Nesse sentido, vale a pena ler a análise do historiador Andrew Elrod sobre a forma como a política económica de Biden foi perdendo os seus eixos iniciais, centrados no custo de vida das famílias e na provisão pública de serviços essenciais. Por oposição do Senado, alterações das prioridades políticas ou outros motivos, a orientação mudou para uma versão de política industrial baseada em incentivos fiscais ao capital privado e assente numa retórica de "segurança nacional" face à competição da China. Além disso, muitas das medidas aprovadas no início da pandemia para combater o risco de pobreza foram descontinuadas (sem que os problemas deixassem de ser preocupantes).
Mesmo que contribua para a transformação estrutural da economia norte-americana - o que está longe de ser garantido -, é justo admitir que a política industrial leva tempo a produzir efeitos visíveis na vida das pessoas. O aumento do custo de vida requer medidas mais imediatas. A ausência de medidas mais robustas para regular preços de bens essenciais num contexto de crise, taxar lucros extraordinários e combater o aproveitamento das grandes empresas pode ter contribuído para as dinâmicas que observamos no voto.
Nada do que foi descrito pode ser lido como justificação do voto no programa autoritário e desigualitário oferecido por Trump, que não resolve nenhum destes problemas. No entanto, um bom diagnóstico é indispensável para pensar em alternativas.
Caro Vicente Ferreira,
ResponderEliminarperguntas:
1 - Se e verdade aquilo que os artigos aqui divulgados indicam, de que o rendimento de 90% dos consumidores americanos diminuiu de 2021-23, e que a inflacao incidiu essencialmente sobre bens essenciais nao substituiveis, entao onde e que os consumidores cortaram?

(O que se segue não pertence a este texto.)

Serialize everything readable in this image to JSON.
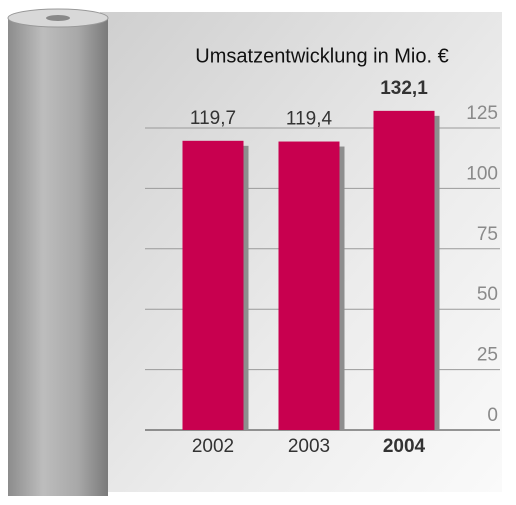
{
  "chart_data": {
    "type": "bar",
    "title": "Umsatzentwicklung in Mio. €",
    "categories": [
      "2002",
      "2003",
      "2004"
    ],
    "values": [
      119.7,
      119.4,
      132.1
    ],
    "value_labels": [
      "119,7",
      "119,4",
      "132,1"
    ],
    "color": "#c8004f",
    "ylim": [
      0,
      125
    ],
    "yticks": [
      0,
      25,
      50,
      75,
      100,
      125
    ],
    "grid": true
  }
}
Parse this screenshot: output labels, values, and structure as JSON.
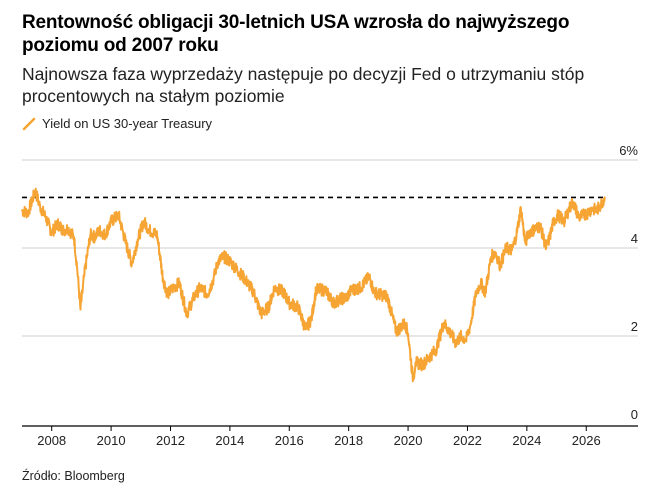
{
  "title": "Rentowność obligacji 30-letnich USA wzrosła do najwyższego poziomu od 2007 roku",
  "subtitle": "Najnowsza faza wyprzedaży następuje po decyzji Fed o utrzymaniu stóp procentowych na stałym poziomie",
  "source": "Źródło: Bloomberg",
  "colors": {
    "series": "#f6a534",
    "grid": "#cfcfcf",
    "reference": "#000000",
    "text": "#222222"
  },
  "chart_data": {
    "type": "line",
    "xlim": [
      2007.0,
      2026.8
    ],
    "ylim": [
      0,
      6
    ],
    "y_ticks": [
      {
        "value": 0,
        "label": "0"
      },
      {
        "value": 2,
        "label": "2"
      },
      {
        "value": 4,
        "label": "4"
      },
      {
        "value": 6,
        "label": "6%"
      }
    ],
    "x_ticks": [
      {
        "value": 2008,
        "label": "2008"
      },
      {
        "value": 2010,
        "label": "2010"
      },
      {
        "value": 2012,
        "label": "2012"
      },
      {
        "value": 2014,
        "label": "2014"
      },
      {
        "value": 2016,
        "label": "2016"
      },
      {
        "value": 2018,
        "label": "2018"
      },
      {
        "value": 2020,
        "label": "2020"
      },
      {
        "value": 2022,
        "label": "2022"
      },
      {
        "value": 2024,
        "label": "2024"
      },
      {
        "value": 2026,
        "label": "2026"
      }
    ],
    "grid": "horizontal",
    "legend": "top-left",
    "reference_line": {
      "value": 5.15,
      "style": "dashed"
    },
    "series": [
      {
        "name": "Yield on US 30-year Treasury",
        "x": [
          2007.0,
          2007.2,
          2007.45,
          2007.6,
          2007.8,
          2008.0,
          2008.2,
          2008.4,
          2008.55,
          2008.75,
          2008.85,
          2008.97,
          2009.1,
          2009.3,
          2009.45,
          2009.6,
          2009.8,
          2010.0,
          2010.25,
          2010.5,
          2010.7,
          2010.9,
          2011.1,
          2011.3,
          2011.55,
          2011.75,
          2011.9,
          2012.1,
          2012.3,
          2012.55,
          2012.8,
          2013.0,
          2013.25,
          2013.45,
          2013.6,
          2013.8,
          2014.0,
          2014.25,
          2014.5,
          2014.8,
          2015.05,
          2015.3,
          2015.5,
          2015.8,
          2016.0,
          2016.3,
          2016.55,
          2016.75,
          2016.9,
          2017.2,
          2017.5,
          2017.75,
          2017.9,
          2018.1,
          2018.4,
          2018.7,
          2018.85,
          2019.0,
          2019.3,
          2019.6,
          2019.75,
          2019.9,
          2020.0,
          2020.17,
          2020.25,
          2020.5,
          2020.75,
          2020.95,
          2021.2,
          2021.4,
          2021.6,
          2021.8,
          2021.95,
          2022.1,
          2022.3,
          2022.45,
          2022.6,
          2022.8,
          2022.95,
          2023.1,
          2023.3,
          2023.5,
          2023.65,
          2023.8,
          2023.95,
          2024.05,
          2024.2,
          2024.45,
          2024.65,
          2024.75,
          2024.9,
          2025.05,
          2025.25,
          2025.4,
          2025.55,
          2025.75,
          2025.9,
          2026.05,
          2026.2,
          2026.35,
          2026.5,
          2026.62
        ],
        "y": [
          4.85,
          4.8,
          5.3,
          4.95,
          4.7,
          4.35,
          4.55,
          4.4,
          4.45,
          4.25,
          3.6,
          2.6,
          3.4,
          4.3,
          4.25,
          4.4,
          4.3,
          4.6,
          4.75,
          4.1,
          3.65,
          4.2,
          4.6,
          4.4,
          4.3,
          3.3,
          2.95,
          3.1,
          3.2,
          2.5,
          2.9,
          3.1,
          2.95,
          3.3,
          3.7,
          3.8,
          3.7,
          3.5,
          3.3,
          3.0,
          2.5,
          2.65,
          3.1,
          3.0,
          2.75,
          2.65,
          2.15,
          2.4,
          3.05,
          3.05,
          2.75,
          2.85,
          2.85,
          3.05,
          3.1,
          3.35,
          3.0,
          2.95,
          2.9,
          2.1,
          2.2,
          2.3,
          2.05,
          1.0,
          1.4,
          1.35,
          1.55,
          1.7,
          2.3,
          2.1,
          1.85,
          2.0,
          1.9,
          2.25,
          3.0,
          3.2,
          3.0,
          3.8,
          3.9,
          3.6,
          4.0,
          3.95,
          4.3,
          4.9,
          4.1,
          4.35,
          4.4,
          4.5,
          4.0,
          4.2,
          4.6,
          4.75,
          4.6,
          4.85,
          5.05,
          4.7,
          4.75,
          4.8,
          4.9,
          4.85,
          5.0,
          5.15
        ]
      }
    ]
  }
}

Alguma categoria de bens de consumo que tenha recuado? Ou recuaram as taxas de poupanca?
Comentario:
Logo no inicio do episodio inflacionario, o Paulo Coimbra entre outros autores aqui no blog (incluindo salvo erro o proprio Vicente Ferreira) assinalaram correctamente que a inflacao era um choque de oferta iniciado pelos ajustamentos das cadeias de producao ao pos-COVID e prolongado pela guerra na Ucrania. Assim sendo, o aumento das taxas de juro seriam inuteis para combater o episodio - eu lembro-me na altura de ter acercentados em comentarios varios que pior que inuteis o aumento das taxas de juro na realidade ate agravariam, no curto prazo, o episodio inflacionista.
O Paulo Coimbra comentou, muito acertadamente que quem, verdadeiramente queria combater a inflacao deveria fazer esforcos efectivos para obter um cessar fogo imediato na Ucrania em vez de fornecer financiamento e armas para sustentar o conflicto armado.
Muitos previram, as consequencias nefastas a medio e longo prazo que a intervencao americana na guerra da Ucrania tera para o projecto imperialista americano. Vai-se a ver, se calhar a guerra na Ucrania teve efeitos bem mais prosaicos e de curto prazo na estabilidade governativa imediata dos EUA.
Uma coisa e certa, tudo isto se passou perante o entusiastico olhar classista dos economistas de aviario na TV.
Estes economistas? Para que?
Muito bom.
ResponderEliminarMas um pormenor foi uma kamala muito colada aos ricos
O que se vai passar com a Ucrânia, não vaticino nada. Espero para ver. Idem aspas para a economia dos USA/mundial. Lembremo-nos da piada que diz que a economia foi inventada para tornar a meteorologia uma ciência exacta.